En realidad, me daba igual por dónde se hubiera ido: lo importante era que lo habíamos conseguido. ¡Habíamos conseguido pagar el rescate! El juego de policías y ladrones había acabado.

Regresamos a casa en silencio, agotados. Curiosamente, yo no había pensado en ningún momento en lo que pasaría después de la entrega: todas mis energías habían estado concentradas en la operación de pago del rescate. Ahora, una vez aflojada la tensión, mi cabeza se había sumido en el aturdimiento. Bien, habíamos conseguido pagar la cantidad exigida, y ahora era de suponer que Ramón sería liberado y que volvería a casa. Me aliviaba, claro que me aliviaba la idea de su liberación. Pero me acongojaba, claro que me acongojaba la idea de su regreso. Ahora que Ramón iba a volver conmigo ya no me parecía tenerle tanto cariño como en los días pasados.
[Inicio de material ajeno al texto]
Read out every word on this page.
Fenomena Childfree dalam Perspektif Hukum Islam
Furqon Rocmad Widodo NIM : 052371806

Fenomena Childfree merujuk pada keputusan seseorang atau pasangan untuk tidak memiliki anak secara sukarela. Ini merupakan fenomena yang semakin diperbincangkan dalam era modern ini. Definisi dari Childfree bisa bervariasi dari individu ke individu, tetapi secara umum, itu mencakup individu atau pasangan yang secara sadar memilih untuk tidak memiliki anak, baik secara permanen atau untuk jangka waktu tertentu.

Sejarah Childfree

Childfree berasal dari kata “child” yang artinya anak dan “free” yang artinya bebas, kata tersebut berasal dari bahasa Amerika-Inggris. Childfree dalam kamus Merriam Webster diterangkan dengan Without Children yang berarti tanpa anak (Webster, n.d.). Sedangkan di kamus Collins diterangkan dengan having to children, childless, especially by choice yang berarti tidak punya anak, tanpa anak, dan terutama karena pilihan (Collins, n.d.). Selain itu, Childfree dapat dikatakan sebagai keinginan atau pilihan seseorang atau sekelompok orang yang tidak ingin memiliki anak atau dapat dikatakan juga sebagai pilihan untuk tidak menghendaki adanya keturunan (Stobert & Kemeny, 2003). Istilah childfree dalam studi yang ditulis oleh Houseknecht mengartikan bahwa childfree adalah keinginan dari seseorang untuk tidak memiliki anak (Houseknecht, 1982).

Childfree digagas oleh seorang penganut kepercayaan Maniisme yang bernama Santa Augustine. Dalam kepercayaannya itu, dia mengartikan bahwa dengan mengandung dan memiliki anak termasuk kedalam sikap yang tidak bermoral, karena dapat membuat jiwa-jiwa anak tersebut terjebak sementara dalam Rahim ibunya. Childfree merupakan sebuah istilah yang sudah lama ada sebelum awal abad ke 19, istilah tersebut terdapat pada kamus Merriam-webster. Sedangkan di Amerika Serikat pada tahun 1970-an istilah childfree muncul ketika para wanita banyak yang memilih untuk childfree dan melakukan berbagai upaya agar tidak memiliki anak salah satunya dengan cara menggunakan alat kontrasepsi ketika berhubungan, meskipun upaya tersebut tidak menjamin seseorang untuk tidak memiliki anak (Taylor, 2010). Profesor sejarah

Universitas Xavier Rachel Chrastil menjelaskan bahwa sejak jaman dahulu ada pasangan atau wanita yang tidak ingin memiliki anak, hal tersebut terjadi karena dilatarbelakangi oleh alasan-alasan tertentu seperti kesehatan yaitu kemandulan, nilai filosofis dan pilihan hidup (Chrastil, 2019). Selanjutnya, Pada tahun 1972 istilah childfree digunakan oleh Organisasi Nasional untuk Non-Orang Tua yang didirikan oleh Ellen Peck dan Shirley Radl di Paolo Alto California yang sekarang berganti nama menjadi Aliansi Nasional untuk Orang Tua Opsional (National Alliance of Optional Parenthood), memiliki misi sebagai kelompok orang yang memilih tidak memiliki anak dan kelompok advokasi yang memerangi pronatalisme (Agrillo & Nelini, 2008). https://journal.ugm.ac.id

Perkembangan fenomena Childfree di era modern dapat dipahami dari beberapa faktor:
Me lo imaginaba entrando por la puerta con su mano maltrecha (pobrecito) y sentándose en la sala y explicando su secuestro una y otra vez, ciento cincuenta mil veces en los próximos años, ciento cincuenta mil explicaciones reiterativas y aburridísimas todas ellas, porque Ramón era lento y tedioso y un narrador horrible. Me imaginé a Ramón contando su secuestro por milésima vez y fumando de la manera que él fuma, agarrando el cigarrillo con su mano mutilada (pobrecito) y sosteniéndolo recto ante la boca mientras chupa, para después hacer ruido con los labios al echar el humo; cierra y abre los labios con un chasquido húmedo y neumático, cierra y abre los labios como si fuera un barbo boqueante. Para entonces yo ya no soportaba ese ruidito ni esa manera piscil de abrir la boca. Es curioso ver cómo se desarrollan las inquinas domésticas: al principio lo que te desespera de tu pareja es que no te escuche cuando le hablas o que no sea todo lo cariñoso que esperabas o que tenga un mal genio inaguantable, pero luego, con el tiempo, superada ya la línea de flotación de las disputas conyugales, lo que de verdad te enferma y exaspera es que tu pareja haga ruiditos al comer la sopa o que tenga la costumbre de silbar en la ducha; de modo que estas manías personales, inocentes del todo, pasan a convertirse en el núcleo del rencor y del desencuentro, en la madre de todas las furias y del gran desencanto. Y así, lo que más me espantaba del regreso de Ramón era verle y oírle boquear mientras fumaba con su mano cortada (pobrecito): porque cada vez que se ponía a barbear me entraba por él un odio tal que, por poner un ejemplo, le hubiera incrustado gustosamente un paraguas de tamaño regular entre los labios.